Accessing Long-Term Memory from Strategy Nodes
Use withLongTermMemory { } inside a strategy node to directly search or add records:
@OptIn(ExperimentalAgentsApi::class)
val myNode by node<String, Unit> {
withLongTermMemory {
// Manually add records
val record = MemoryRecord(content = "important fact")
ingestionStorage?.add(listOf(record), namespace = "my-namespace")
// Manually search
val request = SimilaritySearchRequest(queryText = input, limit = 5)

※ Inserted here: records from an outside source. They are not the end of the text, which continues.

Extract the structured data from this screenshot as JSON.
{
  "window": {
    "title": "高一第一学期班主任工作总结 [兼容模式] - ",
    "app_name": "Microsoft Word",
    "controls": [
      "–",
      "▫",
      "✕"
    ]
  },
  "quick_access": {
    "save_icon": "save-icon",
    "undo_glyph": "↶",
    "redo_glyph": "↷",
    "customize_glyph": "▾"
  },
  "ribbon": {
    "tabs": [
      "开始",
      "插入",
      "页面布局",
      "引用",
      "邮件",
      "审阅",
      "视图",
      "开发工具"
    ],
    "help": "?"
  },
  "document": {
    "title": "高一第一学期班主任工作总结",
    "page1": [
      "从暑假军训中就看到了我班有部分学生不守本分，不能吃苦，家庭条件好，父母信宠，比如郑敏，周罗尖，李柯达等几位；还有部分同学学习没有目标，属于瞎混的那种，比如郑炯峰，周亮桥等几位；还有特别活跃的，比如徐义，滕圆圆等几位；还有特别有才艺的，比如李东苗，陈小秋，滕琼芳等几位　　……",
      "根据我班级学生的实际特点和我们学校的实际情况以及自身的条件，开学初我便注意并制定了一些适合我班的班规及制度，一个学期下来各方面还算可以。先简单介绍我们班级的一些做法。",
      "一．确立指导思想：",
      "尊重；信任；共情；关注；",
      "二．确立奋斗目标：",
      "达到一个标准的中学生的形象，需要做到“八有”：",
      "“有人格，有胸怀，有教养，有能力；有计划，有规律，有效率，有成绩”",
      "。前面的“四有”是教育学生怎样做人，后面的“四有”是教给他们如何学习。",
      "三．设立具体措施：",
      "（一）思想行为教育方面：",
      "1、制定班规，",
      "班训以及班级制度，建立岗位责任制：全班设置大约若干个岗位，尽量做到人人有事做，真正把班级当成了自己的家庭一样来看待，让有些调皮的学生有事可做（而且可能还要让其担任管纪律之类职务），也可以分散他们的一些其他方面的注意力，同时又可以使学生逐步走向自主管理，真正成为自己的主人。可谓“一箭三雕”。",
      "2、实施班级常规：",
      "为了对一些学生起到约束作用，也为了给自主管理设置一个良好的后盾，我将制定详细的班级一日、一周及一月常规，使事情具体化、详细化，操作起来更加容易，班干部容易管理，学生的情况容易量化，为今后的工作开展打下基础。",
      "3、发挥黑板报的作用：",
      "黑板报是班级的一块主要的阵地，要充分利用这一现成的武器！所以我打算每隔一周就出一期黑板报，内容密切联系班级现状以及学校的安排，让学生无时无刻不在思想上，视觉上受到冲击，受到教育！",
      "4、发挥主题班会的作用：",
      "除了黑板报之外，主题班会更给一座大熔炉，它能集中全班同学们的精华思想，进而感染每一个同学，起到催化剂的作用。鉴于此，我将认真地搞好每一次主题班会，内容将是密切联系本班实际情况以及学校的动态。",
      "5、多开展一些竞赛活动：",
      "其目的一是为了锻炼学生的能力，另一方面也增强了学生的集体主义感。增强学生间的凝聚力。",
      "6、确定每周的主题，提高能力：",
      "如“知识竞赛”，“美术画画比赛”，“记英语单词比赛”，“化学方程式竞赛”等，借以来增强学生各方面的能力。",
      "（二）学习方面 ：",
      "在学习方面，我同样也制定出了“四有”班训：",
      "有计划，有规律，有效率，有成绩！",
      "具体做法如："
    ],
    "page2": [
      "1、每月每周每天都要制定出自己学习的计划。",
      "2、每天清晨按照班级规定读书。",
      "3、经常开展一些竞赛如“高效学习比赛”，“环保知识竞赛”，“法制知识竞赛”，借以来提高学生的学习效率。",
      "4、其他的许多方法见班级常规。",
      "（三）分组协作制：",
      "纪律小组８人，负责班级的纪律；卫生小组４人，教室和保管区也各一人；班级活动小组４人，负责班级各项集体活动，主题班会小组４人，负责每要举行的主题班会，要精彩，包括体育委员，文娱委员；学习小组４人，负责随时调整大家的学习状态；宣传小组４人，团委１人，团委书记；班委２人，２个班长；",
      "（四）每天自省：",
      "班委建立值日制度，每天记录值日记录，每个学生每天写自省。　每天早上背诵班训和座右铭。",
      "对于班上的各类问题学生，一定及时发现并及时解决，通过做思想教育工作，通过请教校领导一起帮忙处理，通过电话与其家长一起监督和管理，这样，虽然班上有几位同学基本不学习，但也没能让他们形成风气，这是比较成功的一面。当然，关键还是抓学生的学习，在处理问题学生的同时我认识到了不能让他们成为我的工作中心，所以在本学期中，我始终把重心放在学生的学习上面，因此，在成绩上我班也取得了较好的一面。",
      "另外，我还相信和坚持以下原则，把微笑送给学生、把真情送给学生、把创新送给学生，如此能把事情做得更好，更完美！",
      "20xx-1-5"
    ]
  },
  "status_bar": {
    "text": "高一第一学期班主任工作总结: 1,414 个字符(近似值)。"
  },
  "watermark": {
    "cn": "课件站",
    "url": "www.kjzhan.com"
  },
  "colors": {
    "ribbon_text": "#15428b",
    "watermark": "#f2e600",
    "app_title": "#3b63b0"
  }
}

val results = retrievalStorage?.search(request, namespace = "my-namespace")
}
}
Use longTermMemory() to get the feature instance directly:
@OptIn(ExperimentalAgentsApi::class)
val myNode by node<String, Unit> {
val memory = longTermMemory()
val storage = memory.ingestionStorage
}
Custom Extraction Strategy
Implement ExtractionStrategy to control how messages are transformed before storage:
@OptIn(ExperimentalAgentsApi::class)
val summarizingExtractor = ExtractionStrategy { messages ->
messages
.filter { it.role == Message.Role.Assistant }
.map { MemoryRecord(content = summarize(it.content)) }
}
install(LongTermMemory) {
ingestion {
storage = myStorage
extractionStrategy = summarizingExtractor
}
}
Implementing Custom Storage
Implement SearchStorage and/or WriteStorage to connect to your vector database:
class MyVectorDbStorage : SearchStorage<TextDocument, SearchRequest>, WriteStorage<TextDocument> {
override suspend fun search(
request: SearchRequest, namespace: String?
): List<SearchResult<TextDocument>> {
// Query your vector DB
}
override suspend fun add(
records: List<TextDocument>, namespace: String?
) {
// Upsert into your vector DB
}
}
For testing, use the built-in InMemoryRecordStorage which keeps records in memory. It accepts both KeywordSearchRequest and SimilaritySearchRequest, but implements both as simple case-insensitive substring matching (no vector embeddings).